Due to global mixing of greenhouse gases (GHGs) in the atmosphere, anthropogenic
climate change is a global commons problem. International collaboration is also
needed to make real progress on climate change mitigation. This Paper discusses
and explores objectively on how international partnership agreements and
instruments have been organized and can be applied. In order to be able to
achieve climate change mitigation and adaptation, the Article defines the
framework of possible international negotiations and other policy instruments.

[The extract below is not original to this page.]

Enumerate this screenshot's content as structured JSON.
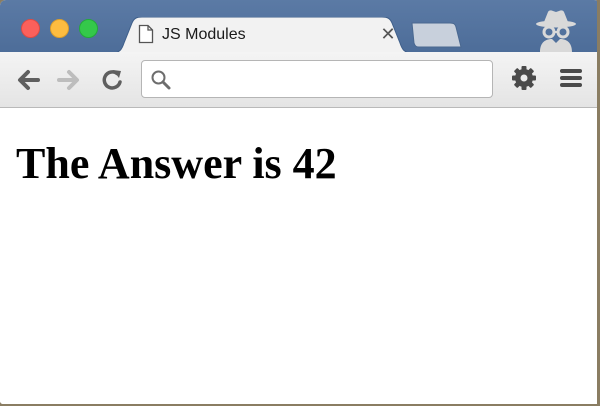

The United Nations Climate Change Framework remains a primary international
climate negotiations platform. However, other organisations, including
financial, international, national and local projects, as well as public-private
initiatives and transnational networks have arisen at various levels. This and
other connections generate possibilities, future co-benefits or damages that
have not yet been explored in detail.
Human Rights and Climate Change – Recent Initiatives
In a particular resolution, the Human Rights Council of the United Nations
discussed the connection between climate change and human rights. This
resolution determined that climate change
"threatens the world's population
and societies urgently and broadly" and called for a thorough review of the
links between climate change and human rights to be conducted by the United
Nations High Commissioner for Human Rights (UNHCHR).climate change-related
impacts have a range of implications, both direct and indirect, for the
effective enjoyment of human rights including, inter alia, the right to life,
the right to adequate food, the right to the highest attainable standard of
health, the right to adequate housing, the right to self-determination and human
rights obligations related to access to safe drinking water and sanitation.
The Right to Life
Several current and expected consequences of climate change affect the right to
live adversely. For example, the growing severity of tropical storms has cost
thousands of lives in Sub-Saharan Africa. The climate forecasts indicate a
growing tendency in both developed and developing countries towards climate
disasters. The high amount of GHGs currently released largely by the developing
world can and will increase these impacts. However, developing countries are and
would be affected more severely and are therefore incapable of managing and
responding to climate change.
More than 90% of people vulnerable to climate hazards live in the developing
world, and more than half of disaster deaths occur in low-human development
index nations.
The legal obligations on the right to life are bolstered by a variety of
international and regional conventions on human rights, including the ICCPR International
Covenant on Civil and Political Rights (ICCPR) and customary international law.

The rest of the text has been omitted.